Enquanto se movimenta no ritmo da música, as pessoas ao redor se juntam a você. Limpar em equipe é divertido também!
Depois, parte para a piscina, e tira todo o lixo de lá usando uma rede. Latas, caixas, restos de comida, roupas rasgadas, brinquedos e até uma dentadura. Em seguida, enche a piscina com cloro.
Você passa quase dois dias sem dormir, mas compensa — a casa ficou brilhando de tão limpa! Todos os quartos estão impecáveis, sem ratos, o ar está com um cheirinho bom, e até a banda está tocando instrumentos mais limpos.
Sem forças para ficar em pé, você desmaia sobre a cama, e adormece rapidinho. Então dorme quase um dia inteiro, e acorda com um grupo de pessoas invadindo o quarto. Elas dão risada, jogam lixo no chão e derramam bebidas. Você desce, e descobre que está (de novo) no meio de outra festa.
Todos estão dançando, comendo pizza... e acabando com a casa de novo. Ah não! Você sai de lá, frustrado. Isso é insuportável. Ainda restam 8 meses para o desafio terminar, mas sabe que não aguenta mais.
Ao sair de casa, se depara com outra festa. No meio da rua. As pessoas estão se divertindo e dançando. Tem música tocando por toda parte. Que diabos está acontecendo?!
Você vai ao supermercado mais próximo. As pessoas estão pegando tudo das prateleiras ao ritmo da música, conversando e dançando.
Ao correr para outra loja, vê o mesmo cenário. Bibliotecas, cafeterias, a prefeitura, escolas, ginásios — tudo se transformou em boates agora. Você pergunta às pessoas o que está acontecendo, mas a resposta é sempre a mesma: “Estamos apenas nos divertindo!”
Novembro. Você já aceitou que o espírito festivo atingiu o mundo todo. Fábricas, mercados, hospitais e lojas pararam de trabalhar, pois todo mundo só quer saber de farra. As ruas estão cheias de lixo. As pessoas parecem cansadas, mas sabe-se lá como, parecem felizes.
O sistema de abastecimento de água foi interrompido, e todo mundo toma banho no lago da cidade. Por sorte, ainda há comida disponível, e todos a compartilham entre si.

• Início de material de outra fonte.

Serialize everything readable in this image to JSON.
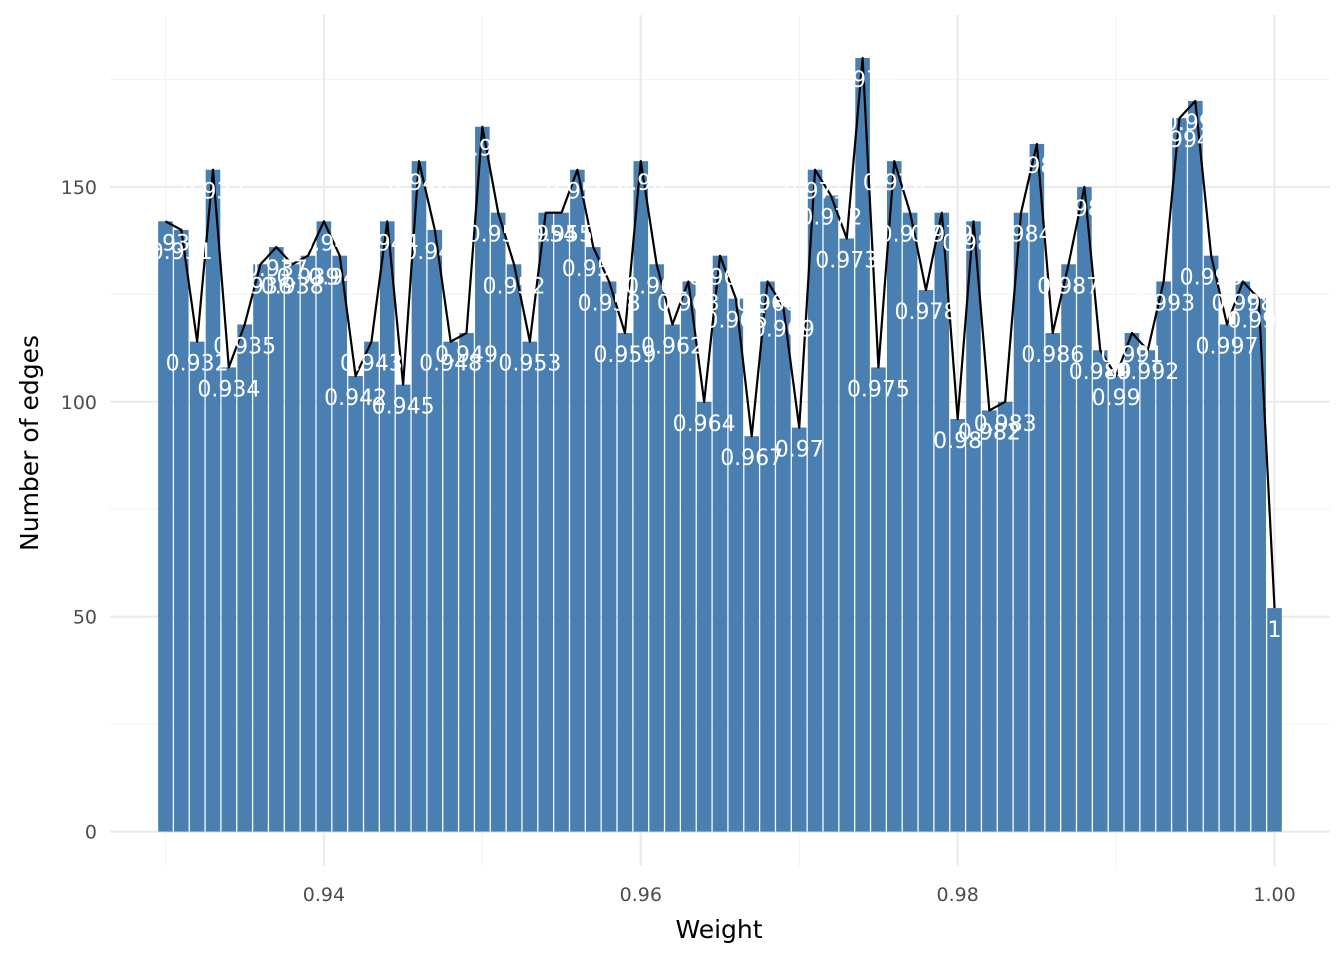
{
  "chart_data": {
    "type": "bar",
    "xlabel": "Weight",
    "ylabel": "Number of edges",
    "xlim": [
      0.9265,
      1.0035
    ],
    "ylim": [
      -8,
      190
    ],
    "grid": true,
    "legend": "none",
    "x_ticks": [
      {
        "value": 0.94,
        "label": "0.94"
      },
      {
        "value": 0.96,
        "label": "0.96"
      },
      {
        "value": 0.98,
        "label": "0.98"
      },
      {
        "value": 1.0,
        "label": "1.00"
      }
    ],
    "y_ticks": [
      {
        "value": 0,
        "label": "0"
      },
      {
        "value": 50,
        "label": "50"
      },
      {
        "value": 100,
        "label": "100"
      },
      {
        "value": 150,
        "label": "150"
      }
    ],
    "x": [
      0.93,
      0.931,
      0.932,
      0.933,
      0.934,
      0.935,
      0.936,
      0.937,
      0.938,
      0.939,
      0.94,
      0.941,
      0.942,
      0.943,
      0.944,
      0.945,
      0.946,
      0.947,
      0.948,
      0.949,
      0.95,
      0.951,
      0.952,
      0.953,
      0.954,
      0.955,
      0.956,
      0.957,
      0.958,
      0.959,
      0.96,
      0.961,
      0.962,
      0.963,
      0.964,
      0.965,
      0.966,
      0.967,
      0.968,
      0.969,
      0.97,
      0.971,
      0.972,
      0.973,
      0.974,
      0.975,
      0.976,
      0.977,
      0.978,
      0.979,
      0.98,
      0.981,
      0.982,
      0.983,
      0.984,
      0.985,
      0.986,
      0.987,
      0.988,
      0.989,
      0.99,
      0.991,
      0.992,
      0.993,
      0.994,
      0.995,
      0.996,
      0.997,
      0.998,
      0.999,
      1.0
    ],
    "values": [
      142,
      140,
      114,
      154,
      108,
      118,
      132,
      136,
      132,
      134,
      142,
      134,
      106,
      114,
      142,
      104,
      156,
      140,
      114,
      116,
      164,
      144,
      132,
      114,
      144,
      144,
      154,
      136,
      128,
      116,
      156,
      132,
      118,
      128,
      100,
      134,
      124,
      92,
      128,
      122,
      94,
      154,
      148,
      138,
      180,
      108,
      156,
      144,
      126,
      144,
      96,
      142,
      98,
      100,
      144,
      160,
      116,
      132,
      150,
      112,
      106,
      116,
      112,
      128,
      166,
      170,
      134,
      118,
      128,
      124,
      52
    ],
    "bar_labels": [
      "0.93",
      "0.931",
      "0.932",
      "0.933",
      "0.934",
      "0.935",
      "0.936",
      "0.937",
      "0.938",
      "0.939",
      "0.94",
      "0.941",
      "0.942",
      "0.943",
      "0.944",
      "0.945",
      "0.946",
      "0.947",
      "0.948",
      "0.949",
      "0.95",
      "0.951",
      "0.952",
      "0.953",
      "0.954",
      "0.955",
      "0.956",
      "0.957",
      "0.958",
      "0.959",
      "0.96",
      "0.961",
      "0.962",
      "0.963",
      "0.964",
      "0.965",
      "0.966",
      "0.967",
      "0.968",
      "0.969",
      "0.97",
      "0.971",
      "0.972",
      "0.973",
      "0.974",
      "0.975",
      "0.976",
      "0.977",
      "0.978",
      "0.979",
      "0.98",
      "0.981",
      "0.982",
      "0.983",
      "0.984",
      "0.985",
      "0.986",
      "0.987",
      "0.988",
      "0.989",
      "0.99",
      "0.991",
      "0.992",
      "0.993",
      "0.994",
      "0.995",
      "0.996",
      "0.997",
      "0.998",
      "0.999",
      "1"
    ],
    "colors": {
      "bar": "#4a7fb2",
      "line": "#000000",
      "label": "#ffffff",
      "grid_major": "#ebebeb",
      "grid_minor": "#f3f3f3",
      "tick_text": "#4d4d4d"
    }
  }
}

Janeiro. A neve está caindo, é inverno no Norte! Todos estão cantando. Os músculos das suas pernas ficaram mais fortes de tanto dançar. Não há mais músicas eletrônicas, pois a energia acabou. As bandas de rock tocam tambores e violões. Algumas até batucam em latas de lixo.
Você começa a pensar que está enlouquecendo. Faz sentido! Essas risadas sem motivo... e mesmo quando está sozinho em algum lugar, ainda escuta a música soar em seus ouvidos.
Março. A neve derreteu, e as pessoas continuam se divertindo. Elas parecem ter acabado de sair das cavernas. Quem está farto de dançar deixa a cidade, e se torna eremita. Na verdade, isso já virou moda.
Maio. Você já não sabe que ano, mês ou dia da semana é. Mas agora já é capaz de fazer fogo sem isqueiro ou fósforo, só com gravetos e pedras. Sabe também tocar música usando latas de lixo, além de caçar.
O tédio toma conta de algumas pessoas, e as faz demolir casas inteiras e montar em cavalos para vagar pela cidade. A impressão é de que passou a vida inteira festejando. Não foi tanto, mas essa farra certamente já dura décadas.
Você sobe até o telhado da casa mais alta e vê a cidade inteira se divertindo. Gritos e alegria, barulho de vidro quebrado. Quando se deita, olha para o céu. E pela primeira vez sente paz.
Junho. Do nada, tudo acaba. O clima de festança sumiu em um piscar de olhos e as pessoas abriram os olhos para as consequências daquilo. Mas o legal é que ninguém está chateado.
Todos estão super descansados. Ninguém sabe o que deu neles por tanto tempo — parece que o planeta simplesmente deu uma chance de relaxar e tirar uma folga daquela vida moderna cheia de compromisso e estresse.